Virgile (70 – 19 av. J.-C.) occupe une place centrale dans la culture latine et dans la formation de l’imaginaire européen. Poète de l’époque augustéenne, il donne à Rome une expression littéraire à la mesure de son ambition impériale. Son œuvre unit élégance formelle, méditation politique et profondeur symbolique.
Né près de Mantoue, formé à la rhétorique et à la philosophie, Virgile compose successivement les Bucoliques, les Géorgiques et l’Énéide. Les premières célèbrent un monde pastoral idéalisé, où la nature devient espace de chant et de nostalgie. Les Géorgiques exaltent le travail de la terre et l’ordre rural. Avec l’Énéide, il propose une épopée fondatrice retraçant les origines mythiques de Rome à travers la figure d’Énée.

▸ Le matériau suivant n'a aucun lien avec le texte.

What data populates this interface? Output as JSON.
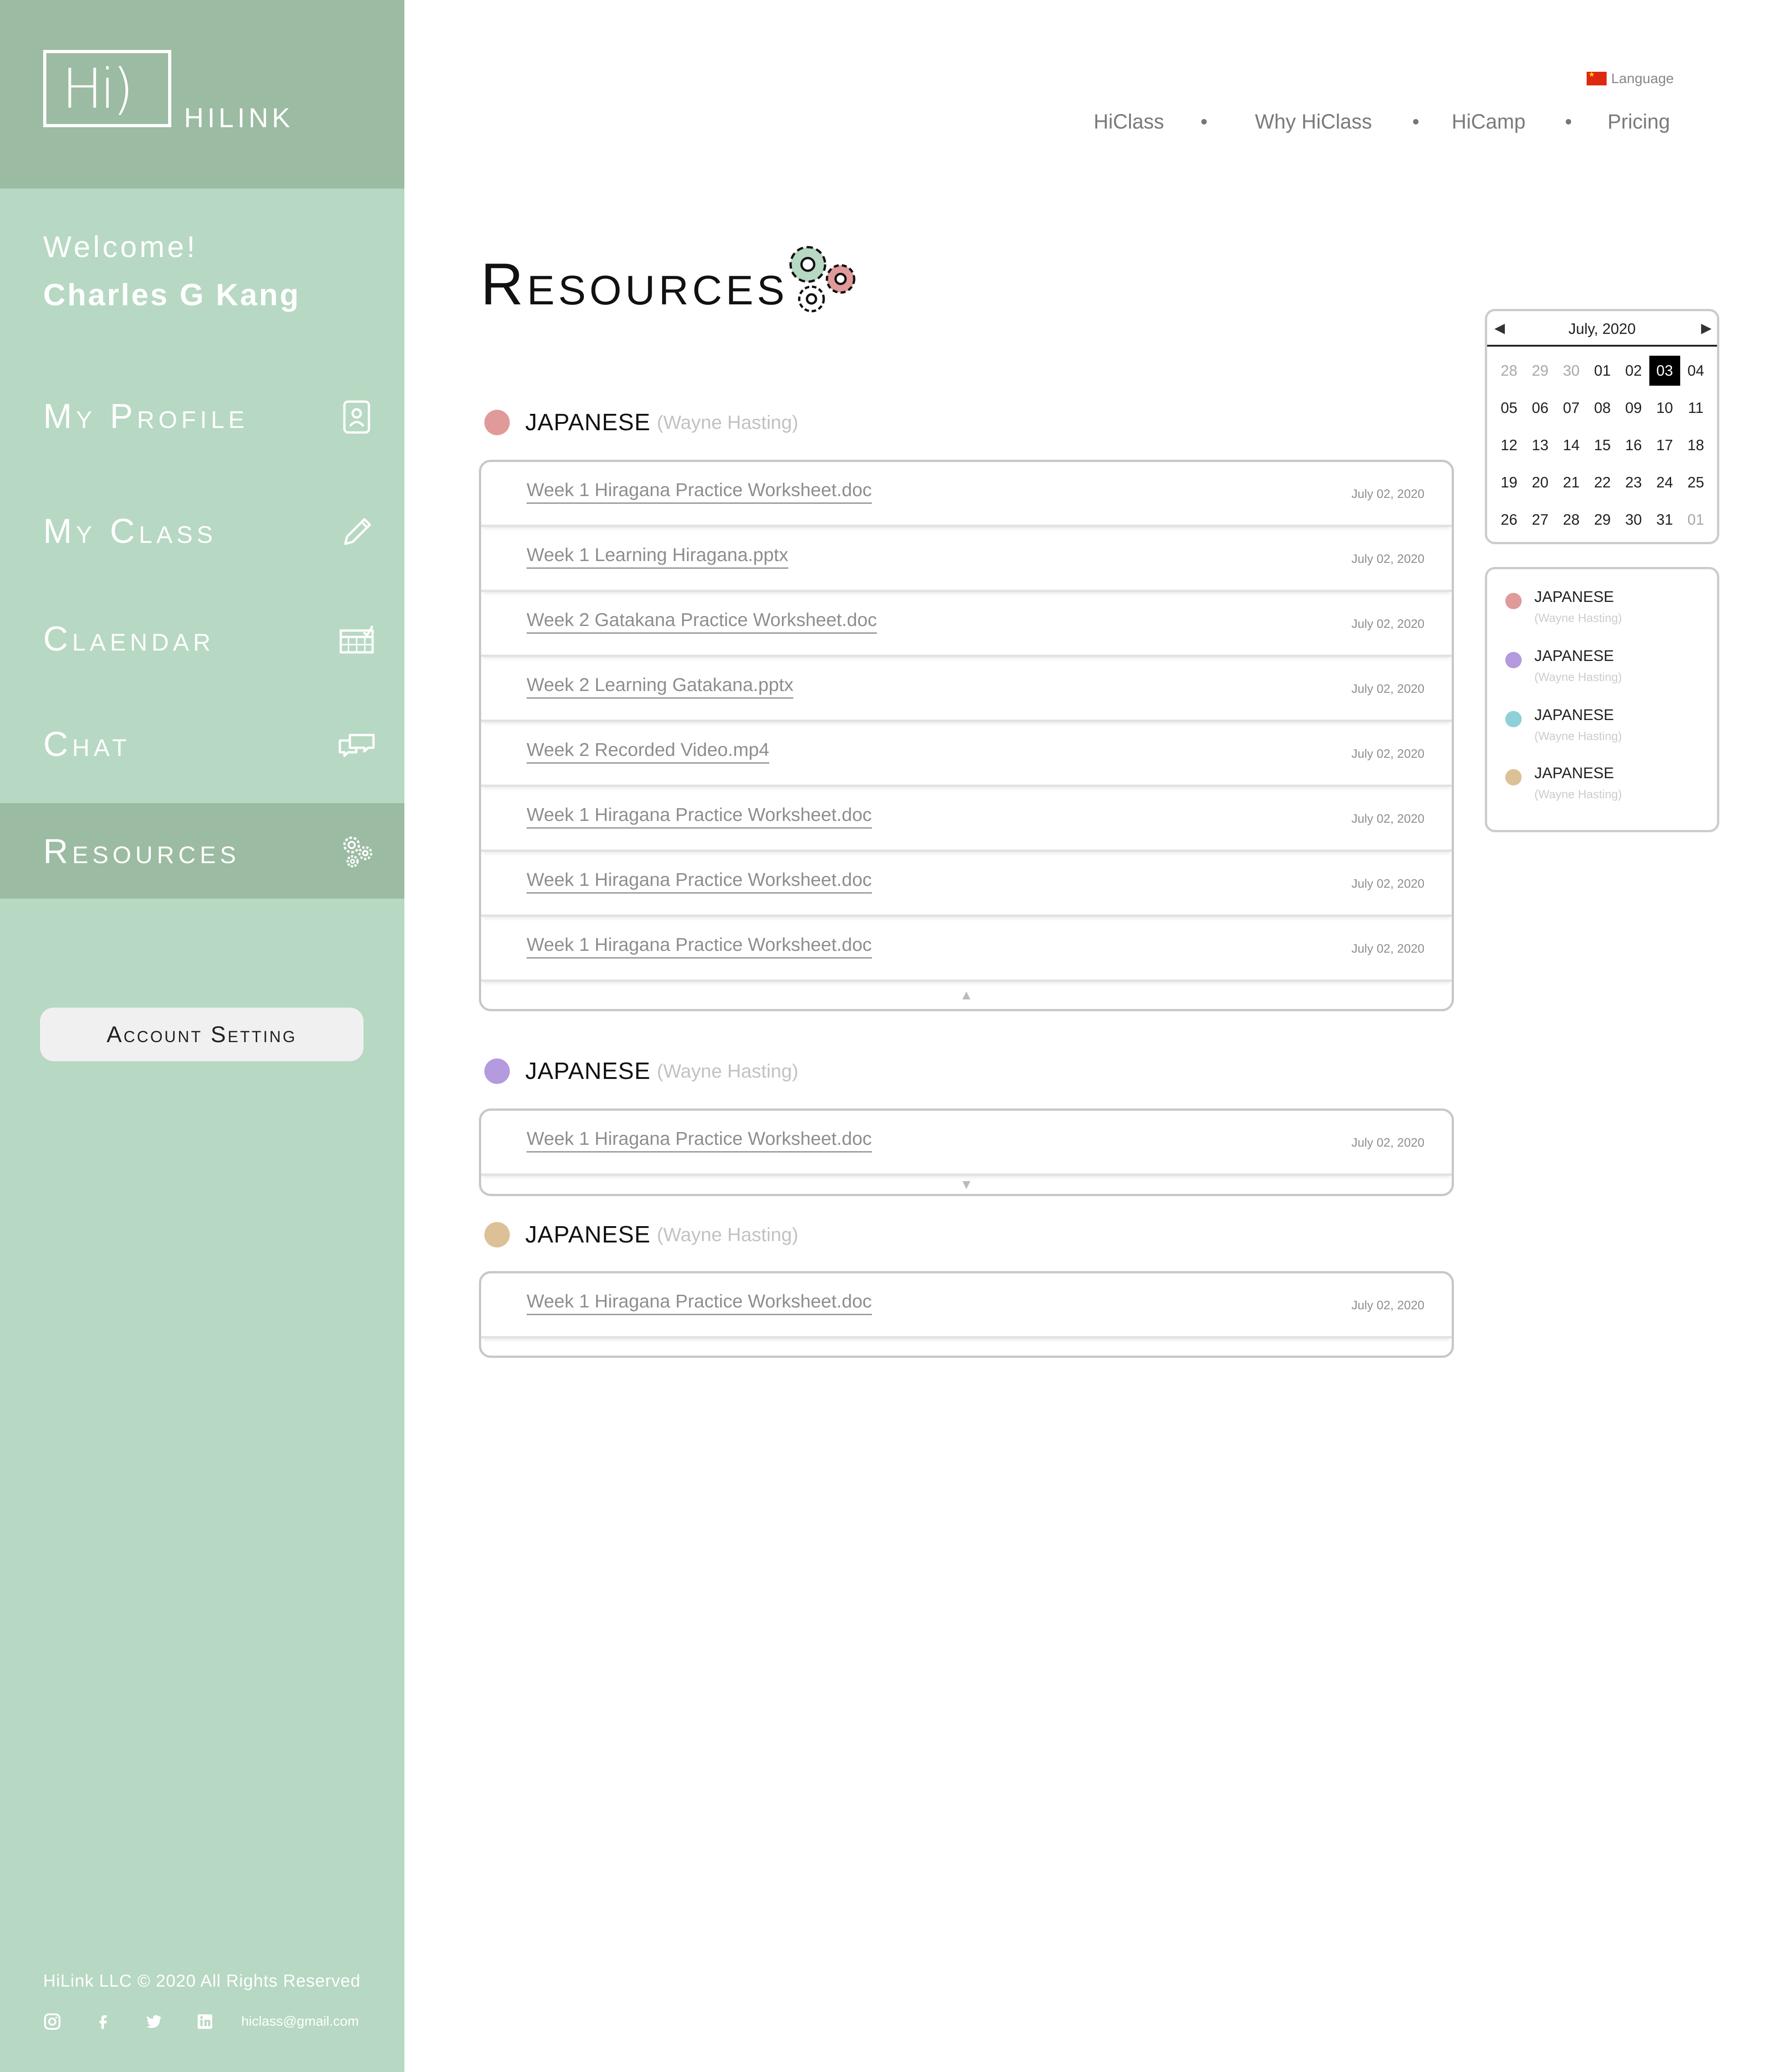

Son poème épique ne se limite pas à glorifier le pouvoir. Il interroge le destin, le sacrifice et la tension entre devoir politique et souffrance individuelle. Là où l’historiographie de Tacite montrera plus tard les ambiguïtés du pouvoir impérial, Virgile en construit le mythe originel. Les deux regards, poétique et critique, offrent une vision complémentaire de la civilisation romaine.
L’influence de Virgile dépasse largement l’Antiquité. Dante en fera son guide dans la Divine Comédie, signe d’une autorité intellectuelle et morale durable. À travers les siècles, son œuvre devient modèle d’équilibre entre forme classique et interrogation sur le destin humain.
Virgile demeure ainsi l’un des piliers de la tradition occidentale. Sa poésie, à la fois pastorale et héroïque, montre que le chant peut fonder une mémoire collective tout en portant une méditation universelle sur l’exil, la perte et l’espérance.